Families in high-need areas are more likely to get prioritized access to child care (including Head Start–related slots and services targeted to child care deserts), directing resources toward underserved communities.
Taxpayers face higher federal spending obligations because the program is funded at $100 million per year (FY2026–2031) and other study/administrative costs increase the budget footprint.
Developers, nonprofit applicants, and housing agencies will face added administrative, certification, licensing, environmental, and reporting burdens that raise transaction costs and slow implementation.
Grant priorities and statutory definitions risk uneven service distribution, meaning some low-income or rural communities could be left without new co‑located child care despite overall program growth.
Based on analysis of 5 sections of legislative text.
Creates a competitive HUD grant program to fund co-located affordable housing and child care facilities and requires a GAO report on child care access for public housing residents.

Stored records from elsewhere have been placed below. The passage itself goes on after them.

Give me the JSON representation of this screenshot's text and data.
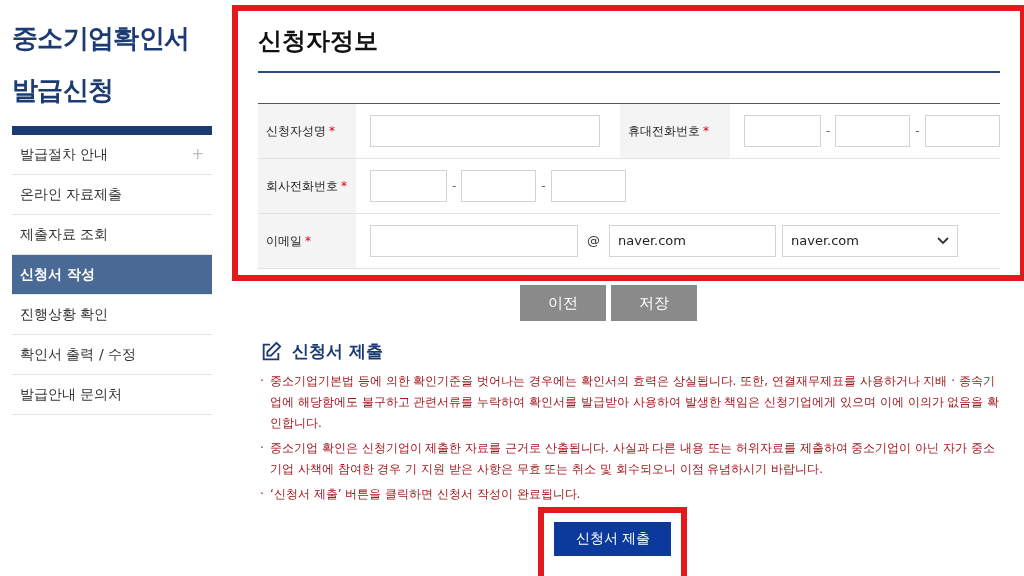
{
  "sidebar": {
    "title_lines": [
      "중소기업확인서",
      "발급신청"
    ],
    "items": [
      {
        "label": "발급절차 안내",
        "selected": false,
        "expand_glyph": "+"
      },
      {
        "label": "온라인 자료제출",
        "selected": false
      },
      {
        "label": "제출자료 조회",
        "selected": false
      },
      {
        "label": "신청서 작성",
        "selected": true
      },
      {
        "label": "진행상황 확인",
        "selected": false
      },
      {
        "label": "확인서 출력 / 수정",
        "selected": false
      },
      {
        "label": "발급안내 문의처",
        "selected": false
      }
    ]
  },
  "applicant_form": {
    "title": "신청자정보",
    "rows": [
      {
        "groups": [
          {
            "label": "신청자성명",
            "mark": "*",
            "kind": "text"
          },
          {
            "label": "휴대전화번호",
            "mark": "*",
            "kind": "phone",
            "separators": [
              "-",
              "-"
            ]
          }
        ]
      },
      {
        "groups": [
          {
            "label": "회사전화번호",
            "mark": "*",
            "kind": "phone",
            "separators": [
              "-",
              "-"
            ]
          }
        ]
      },
      {
        "groups": [
          {
            "label": "이메일",
            "mark": "*",
            "kind": "email",
            "at": "@",
            "domain": "naver.com",
            "domain_select": "naver.com"
          }
        ]
      }
    ]
  },
  "form_buttons": [
    "이전",
    "저장"
  ],
  "submission": {
    "title": "신청서 제출",
    "notes": [
      {
        "bullet": "·",
        "text": "중소기업기본법 등에 의한 확인기준을 벗어나는 경우에는 확인서의 효력은 상실됩니다. 또한, 연결재무제표를 사용하거나 지배 · 종속기업에 해당함에도 불구하고 관련서류를 누락하여 확인서를 발급받아 사용하여 발생한 책임은 신청기업에게 있으며 이에 이의가 없음을 확인합니다."
      },
      {
        "bullet": "·",
        "text": "중소기업 확인은 신청기업이 제출한 자료를 근거로 산출됩니다. 사실과 다른 내용 또는 허위자료를 제출하여 중소기업이 아닌 자가 중소기업 사책에 참여한 경우 기 지원 받은 사항은 무효 또는 취소 및 회수되오니 이점 유념하시기 바랍니다."
      },
      {
        "bullet": "·",
        "text": "‘신청서 제출’ 버튼을 클릭하면 신청서 작성이 완료됩니다."
      }
    ],
    "submit_button": "신청서 제출"
  }
}
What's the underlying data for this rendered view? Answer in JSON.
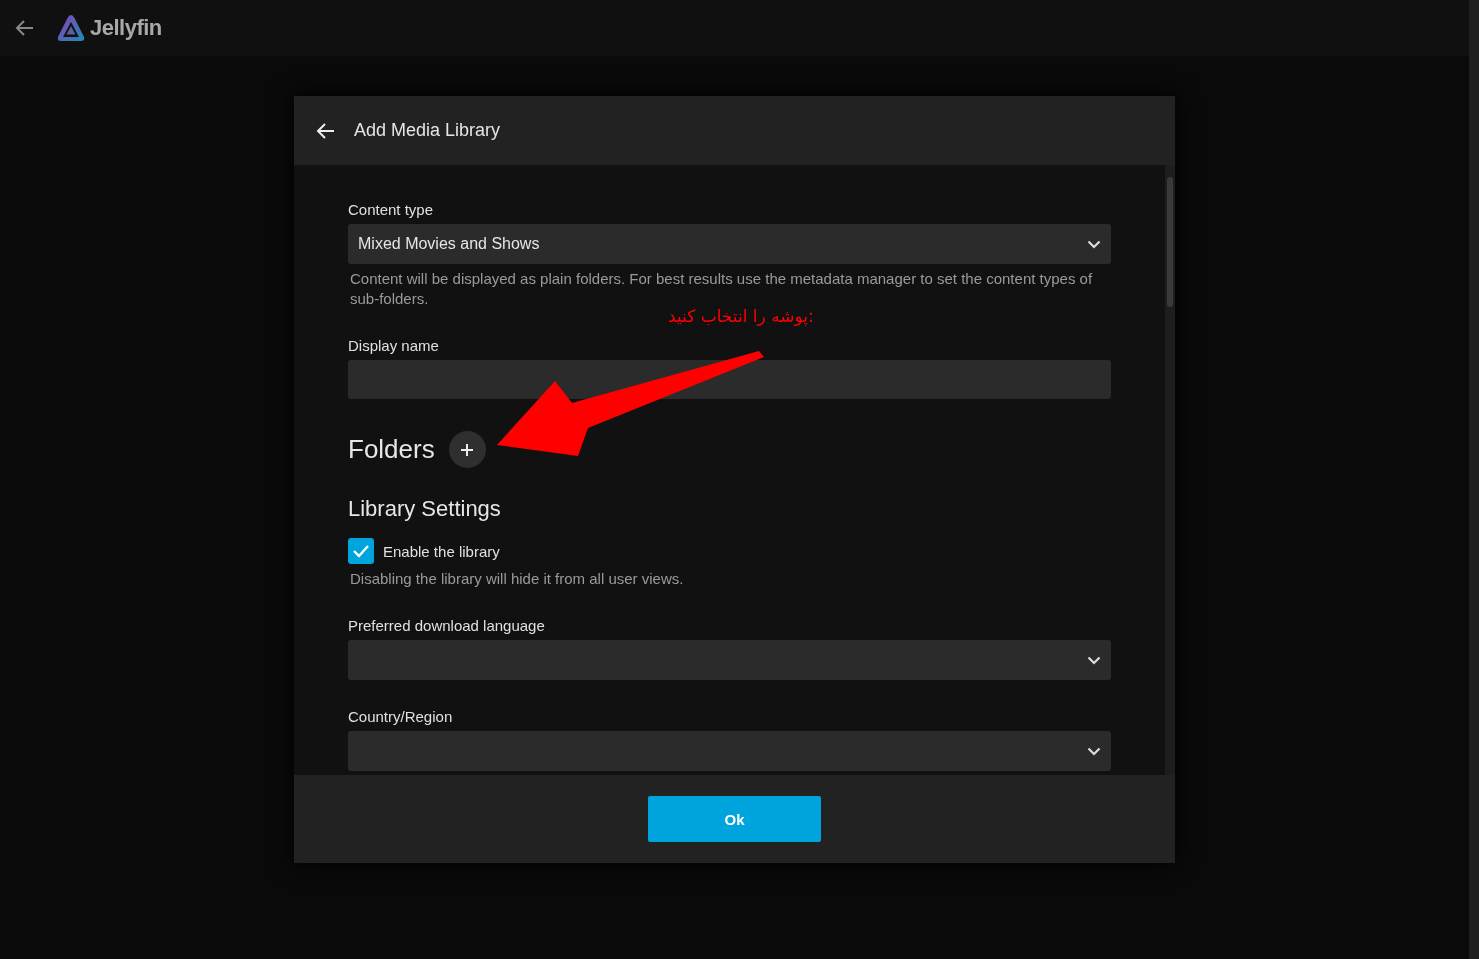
{
  "app_bar": {
    "title": "Jellyfin"
  },
  "dialog": {
    "title": "Add Media Library",
    "fields": [
      {
        "kind": "select",
        "label": "Content type",
        "value": "Mixed Movies and Shows",
        "help": "Content will be displayed as plain folders. For best results use the metadata manager to set the content types of sub-folders."
      },
      {
        "kind": "text",
        "label": "Display name"
      }
    ],
    "folders": {
      "heading": "Folders"
    },
    "library_settings": {
      "heading": "Library Settings",
      "enable": {
        "label": "Enable the library",
        "checked": true,
        "help": "Disabling the library will hide it from all user views."
      },
      "fields": [
        {
          "kind": "select",
          "label": "Preferred download language"
        },
        {
          "kind": "select",
          "label": "Country/Region"
        }
      ]
    },
    "button": "Ok"
  },
  "annotation": {
    "text": "پوشه را انتخاب کنید:"
  }
}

Introduced January 29, 2025 by Ronald Lee Wyden · Last progress January 29, 2025
Creates a competitive federal grant program to fund projects that physically co-locate affordable housing and child care services. Grants will pay for designing, building, converting, renovating, or preserving facilities that house both housing and licensed child care providers; applicants must meet provider eligibility, resident-protection, environmental, and business-plan requirements. The Department of Housing and Urban Development (HUD) must consult HHS, Treasury (CDFI Fund), and USDA when designing the program. The bill also directs the Government Accountability Office to report within one year on child care availability and affordability for public housing residents and how federal housing, tax, and community development tools are being used to support child care.